The drive from Ann Arbor to Pennsylvania is nothing but six hours of Midwestern Highway. One week after the Women’s College World Series, former Michigan softball player Haylie Wagner set out on that route, ready to begin the third iteration of her softball career.
“I knew that I wasn’t ready to be done playing after (my career at) Michigan,” Wagner said. “Once Michigan closed so suddenly – it was over so quick – I knew I wanted to continue playing.
The Friday after Michigan’s loss to Florida in the WCWS Championship series, team officials from the Pennsylvania Rebellion contacted Michigan coach Carol Hutchins. Wagner went undrafted in the 2015 National Pro Fastpitch college draft, but Pennsylvania was looking to sign her as a free agent.
On June 9, Wagner signed her first NPF contract for the Rebellion and is now available to play in the team’s three-game series against the Dallas Charge this week.
“I’m always going to remember Michigan … and I will always represent the block “M” with great pride,” Wagner said. “But I’m at a new stage in my life, and I will represent the Rebellion just as much as I did Michigan.”
The left-hander leaves Michigan’s program with a 100-18 career record from inside the circle. Her .847 win percentage ranks third all-time amongst Wolverine pitchers. The pitching tandem of Wagner and sophomore right-hander Megan Betsa ranked fifth in the NCAA for cumulative ERA in the 2015 season.

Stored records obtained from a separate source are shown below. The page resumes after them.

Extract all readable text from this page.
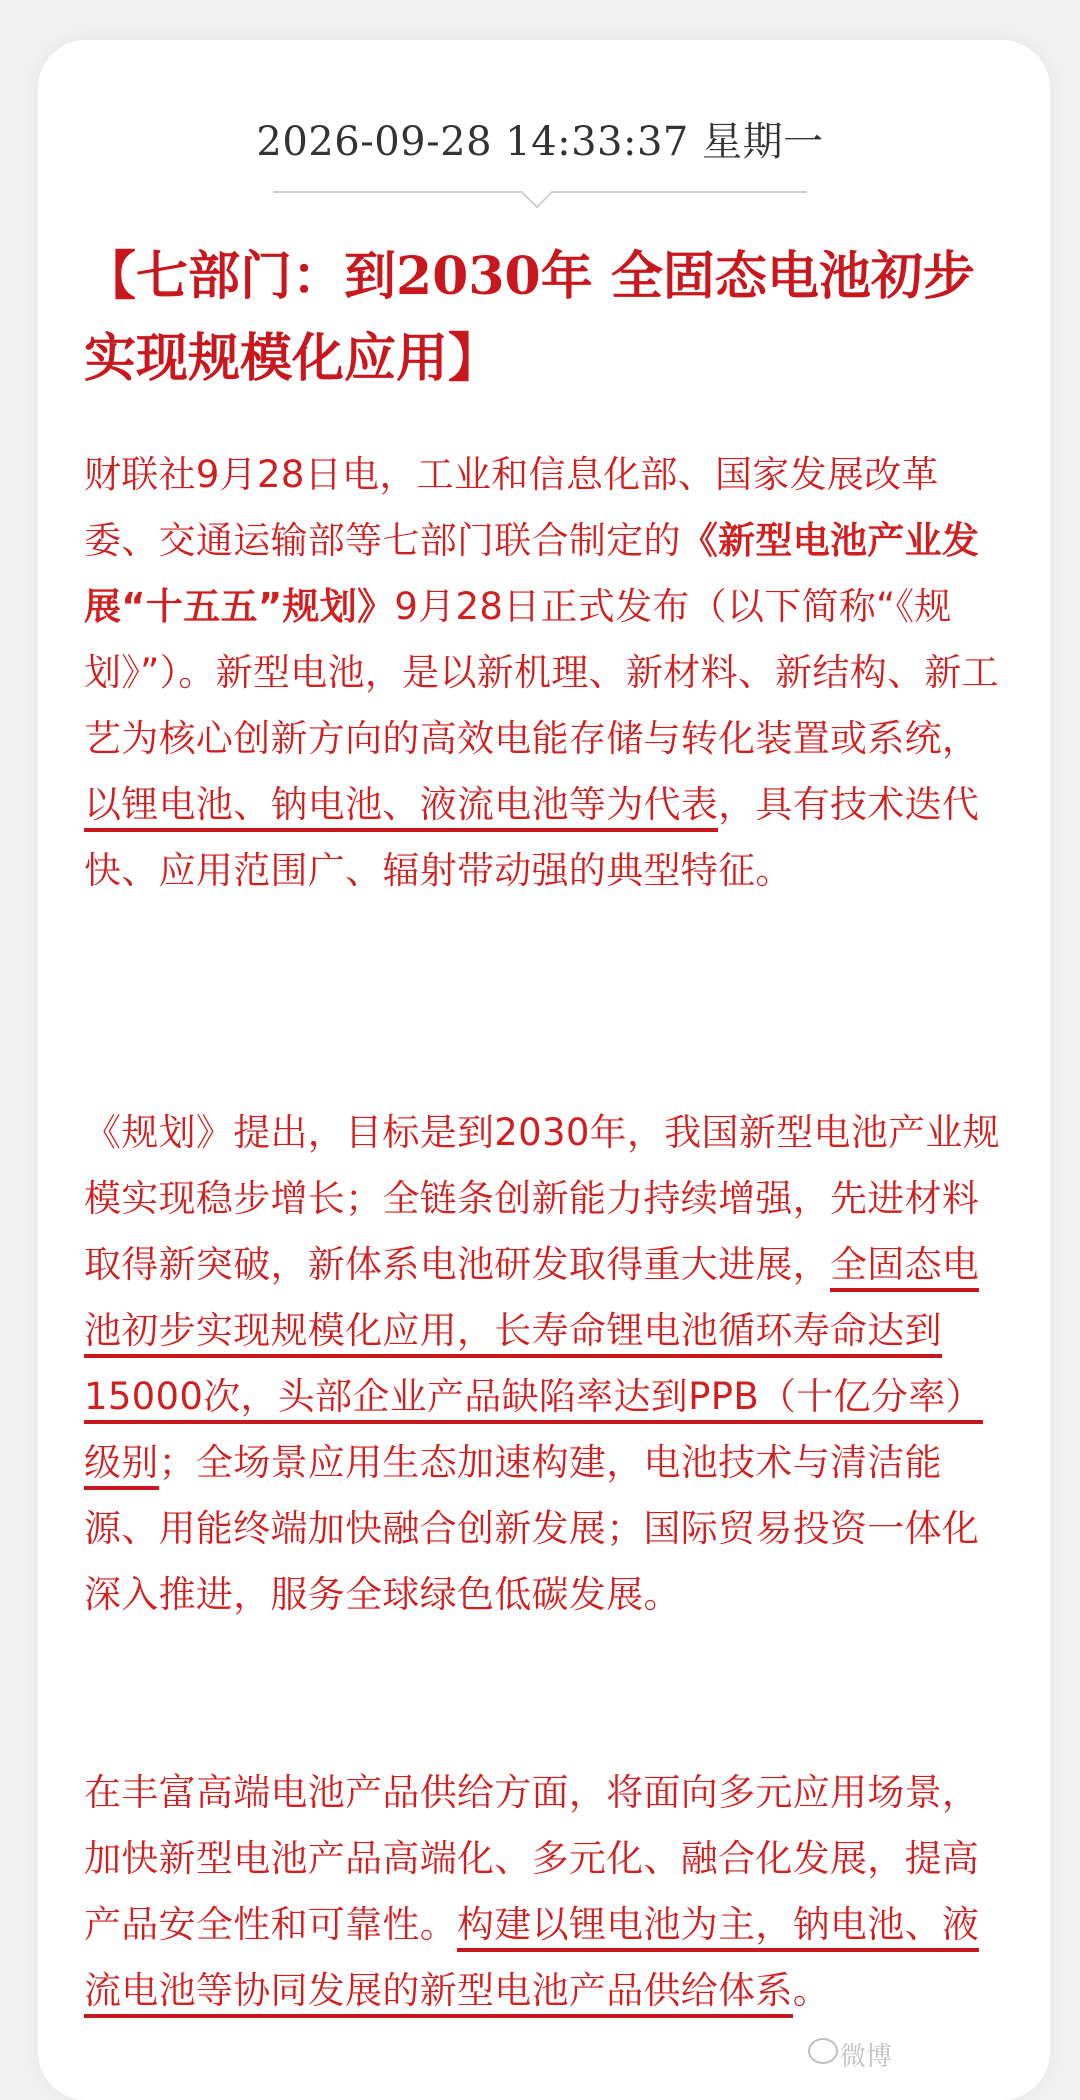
2026-09-28 14:33:37 星期一
【七部门：到2030年 全固态电池初步实现规模化应用】

财联社9月28日电，工业和信息化部、国家发展改革委、交通运输部等七部门联合制定的《新型电池产业发展“十五五”规划》9月28日正式发布（以下简称“《规划》”）。新型电池，是以新机理、新材料、新结构、新工艺为核心创新方向的高效电能存储与转化装置或系统，以锂电池、钠电池、液流电池等为代表，具有技术迭代快、应用范围广、辐射带动强的典型特征。

《规划》提出，目标是到2030年，我国新型电池产业规模实现稳步增长；全链条创新能力持续增强，先进材料取得新突破，新体系电池研发取得重大进展，全固态电池初步实现规模化应用，长寿命锂电池循环寿命达到15000次，头部企业产品缺陷率达到PPB（十亿分率）级别；全场景应用生态加速构建，电池技术与清洁能源、用能终端加快融合创新发展；国际贸易投资一体化深入推进，服务全球绿色低碳发展。

在丰富高端电池产品供给方面，将面向多元应用场景，加快新型电池产品高端化、多元化、融合化发展，提高产品安全性和可靠性。构建以锂电池为主，钠电池、液流电池等协同发展的新型电池产品供给体系。

微博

Now Wagner is entering a new role, and she’s still transitioning to life on the professional circuit.
“Going into playing with the Rebellion, I need to remember to still have fun,” Wagner said. “Just because it’s more of a business type now, and it’s a little bit different. I don’t really know any of the girls so I feel like I’m a freshman again, but I just kind of have to go out and play softball.”

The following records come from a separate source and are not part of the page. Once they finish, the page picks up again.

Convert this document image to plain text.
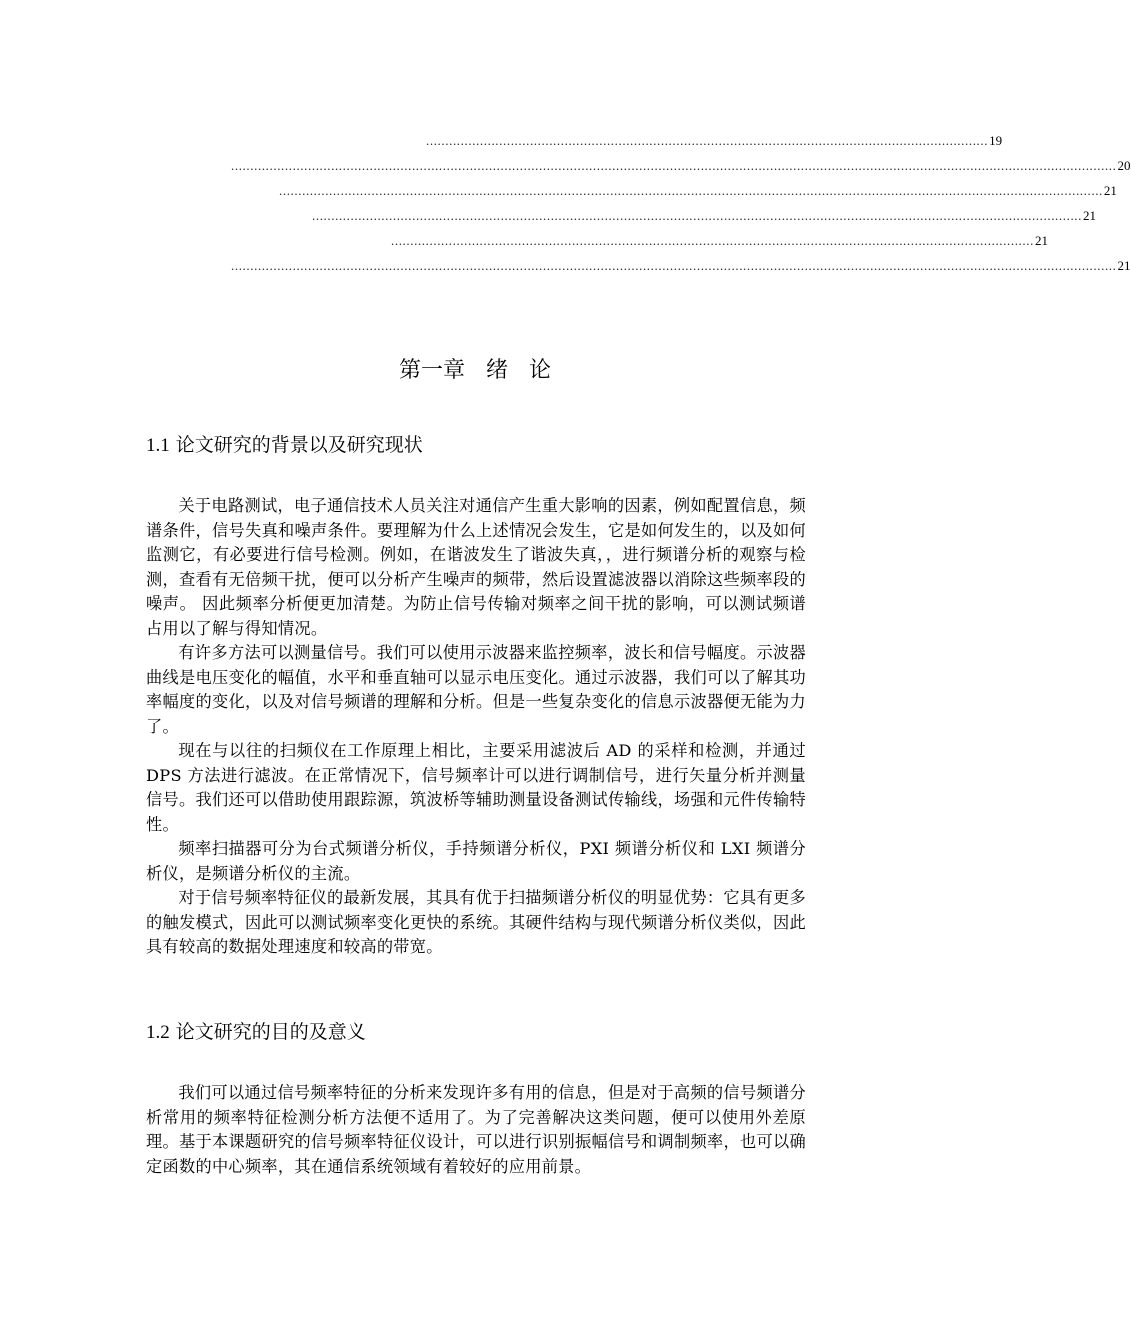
.................................................................................................................................................. 19
...................................................................................................................................................................................................................................... 20
...................................................................................................................................................................................................................... 21
........................................................................................................................................................................................................ 21
....................................................................................................................................................................... 21
...................................................................................................................................................................................................................................... 21
第一章 绪 论
1.1 论文研究的背景以及研究现状

关于电路测试，电子通信技术人员关注对通信产生重大影响的因素，例如配置信息，频谱条件，信号失真和噪声条件。要理解为什么上述情况会发生，它是如何发生的，以及如何监测它，有必要进行信号检测。例如，在谐波发生了谐波失真，，进行频谱分析的观察与检测，查看有无倍频干扰，便可以分析产生噪声的频带，然后设置滤波器以消除这些频率段的噪声。 因此频率分析便更加清楚。为防止信号传输对频率之间干扰的影响，可以测试频谱占用以了解与得知情况。

有许多方法可以测量信号。我们可以使用示波器来监控频率，波长和信号幅度。示波器曲线是电压变化的幅值，水平和垂直轴可以显示电压变化。通过示波器，我们可以了解其功率幅度的变化，以及对信号频谱的理解和分析。但是一些复杂变化的信息示波器便无能为力了。

现在与以往的扫频仪在工作原理上相比，主要采用滤波后 AD 的采样和检测，并通过 DPS 方法进行滤波。在正常情况下，信号频率计可以进行调制信号，进行矢量分析并测量信号。我们还可以借助使用跟踪源，筑波桥等辅助测量设备测试传输线，场强和元件传输特性。

频率扫描器可分为台式频谱分析仪，手持频谱分析仪，PXI 频谱分析仪和 LXI 频谱分析仪，是频谱分析仪的主流。

对于信号频率特征仪的最新发展，其具有优于扫描频谱分析仪的明显优势：它具有更多的触发模式，因此可以测试频率变化更快的系统。其硬件结构与现代频谱分析仪类似，因此具有较高的数据处理速度和较高的带宽。

1.2 论文研究的目的及意义

我们可以通过信号频率特征的分析来发现许多有用的信息，但是对于高频的信号频谱分析常用的频率特征检测分析方法便不适用了。为了完善解决这类问题，便可以使用外差原理。基于本课题研究的信号频率特征仪设计，可以进行识别振幅信号和调制频率，也可以确定函数的中心频率，其在通信系统领域有着较好的应用前景。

Before her contract with the Rebellion officially activated, Wagner was with the team, but unable to pitch in games. The Rebellion play all their games at seven in the evening — which gave Wagner a lot of downtime. She worked out and threw bullpen sessions, but couldn’t help taking some time to reflect on her senior season at Michigan.
In the fall of 2014, the players and coaching staff of the Michigan softball team took a trip to Traverse City, Michigan. Sitting around a campfire one evening, someone asked Wagner to name one goal she had for the future; she gave a short answer.
“I said, ‘I want to pitch in the World Series.’ ”
According to Wagner, it was from those early team meetings last fall that Team 38 began to build the chemistry and team attitude that helped shape their season.
It was easy to see how the Wolverines operated smoothly as a unit on the field. After a few stumbles against Iowa and Minnesota in early Big Ten play, Michigan built a winning streak that began in mid-April and didn’t expire until June. Through all those wins, there was evidence of good coaching, and a talented roster, but Wagner believes her teammates’ relationships with one another played a role that shouldn’t be discounted.
“It was a group of girls coming together and becoming best friends, not just playing softball together,” Wagner said. “Going out on the field we knew how to have fun, but we also knew when to be serious. I think everybody bought into that and they understood what it meant to go out there and play softball when it’s time to play softball. But then there we also knew the times when we could have fun and joke around and everything.”
As Wagner tells it, she spent nearly every moment of her senior year with her teammates that became her best friends right by her side. Softball practice and games were as commonplace as going out to eat together, shopping sprees or movie nights, all with her teammates.
“There was never a moment that I wasn’t with one of the girls on our team,” Wagner Said. “I think that’s what was so special. We never got sick of each other.”
The 2015 Michigan team perfected the recipe for team chemistry. That chemistry contributed to its success as much as any other factor during the season. The Wolverines continued that win streak throughout the entirety of spring, and eventually used it to help Wagner realize her goal of pitching in Oklahoma City.
Hutchins called Wagner’s World Series performance the best she had seen from the left-hander in her entire career. When the series ended with a loss against Florida, Hutchins’ thoughts echoed Wagner’s words about the bond between players.
“This has been a great team, fun to coach,” Hutchins said. “They’ve been very committed to the team, very committed to Michigan and to each other and I’m proud of them.”
“I’m proud of my seniors, really proud of Haylie Wagner,” Hutchins said. “She was outstanding.”
Hutchins’ philosophies still resonate with Wagner as she prepares for the possibility of playing in her first professional softball game this week. As fondly as Wagner will remember the friendships she had on Team 38, or pitching in the World Series, it’s the words of her former coach that will remain as some of her strongest influences.
“Hutch has changed me,” Wagner said. “She’s made me approachable, nice and loving … Without Hutch I don’t know what I’d do these last four years. I wouldn’t be playing for The Rebellion without her. I want to make her proud. I know that she’ll be following me along the way, and I’m just going to do whatever I can. Not just to represent myself and the Rebellion, but also represent Michigan and Hutch.”